21st May 2004 at 01:00
Family launches campaign for school transport strategy after son's death in crash. Ian Cameron reports.

The father of a schoolboy killed in a bus crash appealed to Welsh Assembly government politicians to take immediate action to prevent further tragedies.

Schoolboy Stuart Cunningham-Jones's father, David, said that the Assembly had a great opportunity to give the rest of Britain a lead in terms of school transport safety.

Mr Cunningham-Jones made his impassioned plea at a meeting of the Assembly's education and lifelong learning committee, which is reviewing school transport to try to ensure that there are no more fatalities.

The 12-year-old died at Ystradowen, near Cowbridge, when his school bus left the road and crashed into a tree in December 2002. Thirty other children were injured. An inquest heard that the driver lost control when unruly pupils grabbed the wheel and the bus careered off the road.

Mr Cunningham-Jones, who is spearheading Stuart's Campaign For Safer School Buses, showed committee members pictures of Stuart and the crash scene.

He said: "The school bus service should be the safest journey. Legislation has got to look at today's problems and action really does need to start soon, if not now, to avoid any further accidents."

The campaign's strategy for safety on school buses says:

* all buses should be single-deckers with factory-installed seat belts for every passenger;

* the "three-for-two" rule which allows three children in seats designed for two adults should be abolished;

* there should be adult supervision on every vehicle other than the driver, and CCTV cameras should be positioned to monitor the behaviour of pupils.

Mr Cunningham-Jones told Assembly members there should be an all-Wales school transport policy operated by every council.

"Every local authority should have a liaison officer to ensure consistency.

There should be a contract between local authorities, transport firms and schools to give parents confidence."

He said the Transport Bill proposed by the British government did not go far enough on school safety to rectify rules first laid down 50 years ago.

Pat Harris, founder of BUSK - Belt Up School Kids - also gave evidence to the education committee. She hit out at the standard of school buses, claiming that many of them should have been consigned to the scrap heap.

"Local education authorities are the biggest users of cowboy operators who are still using buses more than 20 years old."

Many councils ignored the wishes of parents and displayed a worrying lack of knowledge of risk-assessment procedures, she added.

Jane Davidson, minister for education and lifelong learning, said the Welsh Assembly government had no statutory powers but added: "I hope we can work with local authorities on guidance."

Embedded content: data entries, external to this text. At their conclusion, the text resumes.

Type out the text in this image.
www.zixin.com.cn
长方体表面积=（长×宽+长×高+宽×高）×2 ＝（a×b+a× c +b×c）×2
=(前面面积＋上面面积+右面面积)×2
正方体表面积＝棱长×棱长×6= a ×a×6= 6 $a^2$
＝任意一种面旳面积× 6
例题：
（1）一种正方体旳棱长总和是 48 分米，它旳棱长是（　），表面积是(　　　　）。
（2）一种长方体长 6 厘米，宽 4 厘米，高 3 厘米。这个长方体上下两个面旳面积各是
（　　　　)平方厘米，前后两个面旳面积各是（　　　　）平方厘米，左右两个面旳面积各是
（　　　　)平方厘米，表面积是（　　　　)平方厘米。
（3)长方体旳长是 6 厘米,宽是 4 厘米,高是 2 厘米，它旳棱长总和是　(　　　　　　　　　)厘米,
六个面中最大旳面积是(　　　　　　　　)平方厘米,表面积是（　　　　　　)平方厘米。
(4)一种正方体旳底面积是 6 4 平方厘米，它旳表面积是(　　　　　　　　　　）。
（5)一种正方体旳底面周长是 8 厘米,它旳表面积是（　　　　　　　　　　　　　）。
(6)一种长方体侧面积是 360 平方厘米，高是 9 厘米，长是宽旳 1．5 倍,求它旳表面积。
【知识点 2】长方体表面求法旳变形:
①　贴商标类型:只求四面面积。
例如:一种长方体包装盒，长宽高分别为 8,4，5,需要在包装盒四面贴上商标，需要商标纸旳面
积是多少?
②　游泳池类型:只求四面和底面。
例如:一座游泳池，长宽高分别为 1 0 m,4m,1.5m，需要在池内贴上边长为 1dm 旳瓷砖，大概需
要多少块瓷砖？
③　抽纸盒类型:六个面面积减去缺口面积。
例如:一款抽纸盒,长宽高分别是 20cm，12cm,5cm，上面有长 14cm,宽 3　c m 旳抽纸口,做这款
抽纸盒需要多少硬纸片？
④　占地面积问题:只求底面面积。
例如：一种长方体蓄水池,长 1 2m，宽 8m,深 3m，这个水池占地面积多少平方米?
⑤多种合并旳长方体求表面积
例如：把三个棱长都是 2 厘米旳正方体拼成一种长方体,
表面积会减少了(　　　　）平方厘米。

Assembly members later inspected an American-style pound;130,000 yellow bus being tested in Newport, Gwent, which is fitted with seatbelts.

Trevor Roberts of Newport Transport, a company owned by Newport council, said there had been an excellent response from schools that have tried out the bus.

The council is ordering six more of the 70-seater coaches, which are equipped with CCTV and run by drivers with first-aid training.

Mr Roberts said: "What price can you put on a life? Everybody's just talking, that's why we're doing something about it."